Но мне сдается, что это только пустое самомнение и что человек, как бы он ни был умен, не избавлен от возможности попасть в глупую историю и даже играть в ней глупую роль. Более того — думаю, что именно глупые-то истории частенько открывают нам глаза на умное в жизни. Но это уже философия, а я ведь, собственно, к философии не склонен. И если начал с такого вступления, то только лишь для того, чтобы заранее снискать у слушателей снисхождение, и еще для того, чтобы как-нибудь начать. С разбега-то оно всегда легче.
Глава первая
Что побачилось Никипору
Сказать вам по совести, город наш не город, а в некотором роде… Таких по обширному лицу УССР достаточное количество, похожих друг на друга, как французские булки из механической булочной.
Только выедешь на бугорок — а он уж тут весь как на ладошке — обкуривается ленивым дымком, притулившись кудрявым вишеньем на покосившиеся прясла, солово пучит в небо желтые очи-подсолнухи, расползшись до самых яров пышными огородами, белым гусиным пухом суматошит в сажалке {1}, куда, запрокинувшись, глядят синие дули церквушек да белые мазанки.

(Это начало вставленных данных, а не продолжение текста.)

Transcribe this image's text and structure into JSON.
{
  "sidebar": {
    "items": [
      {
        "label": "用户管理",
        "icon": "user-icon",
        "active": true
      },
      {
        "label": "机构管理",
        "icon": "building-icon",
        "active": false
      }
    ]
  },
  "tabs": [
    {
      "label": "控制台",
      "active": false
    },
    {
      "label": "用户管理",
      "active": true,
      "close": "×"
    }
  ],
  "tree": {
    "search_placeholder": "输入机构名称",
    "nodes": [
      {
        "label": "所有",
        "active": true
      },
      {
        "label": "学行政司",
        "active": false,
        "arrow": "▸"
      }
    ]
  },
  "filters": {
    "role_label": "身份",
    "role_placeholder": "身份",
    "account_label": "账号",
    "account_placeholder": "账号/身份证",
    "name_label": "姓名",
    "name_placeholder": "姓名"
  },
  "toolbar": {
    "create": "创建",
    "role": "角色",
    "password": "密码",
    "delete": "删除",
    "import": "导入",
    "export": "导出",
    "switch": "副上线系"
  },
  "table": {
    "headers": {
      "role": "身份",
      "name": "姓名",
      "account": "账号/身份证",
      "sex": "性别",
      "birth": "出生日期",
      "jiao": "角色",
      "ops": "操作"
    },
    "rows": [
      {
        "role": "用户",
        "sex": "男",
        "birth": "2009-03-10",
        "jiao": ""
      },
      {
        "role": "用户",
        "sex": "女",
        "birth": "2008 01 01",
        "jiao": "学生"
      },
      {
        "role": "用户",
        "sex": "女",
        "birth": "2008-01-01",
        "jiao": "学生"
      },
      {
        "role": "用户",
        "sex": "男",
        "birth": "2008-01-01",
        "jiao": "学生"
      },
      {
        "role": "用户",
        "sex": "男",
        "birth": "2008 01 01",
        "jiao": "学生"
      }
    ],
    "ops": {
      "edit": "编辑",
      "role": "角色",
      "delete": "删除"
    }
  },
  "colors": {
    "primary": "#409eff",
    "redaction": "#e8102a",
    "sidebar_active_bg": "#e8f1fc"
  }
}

Нерушимая затишь мреет в летнюю пору над нашим городом. Поверите ли, даже собаке лень взвить над улицей пыль, а так и лежит она между двух глубоких колей, на сторону вывалив язык, прищуря единственный зрячий глаз свой на всклокоченных кур.
Уходят в пыльную перловую даль широкие улицы, тем только не схожие со шляхом, что с обеих сторон склонились над ними заместо трухлявых ветел дощатые заборы да облупленные стены домов с бельмами занавешенных окон.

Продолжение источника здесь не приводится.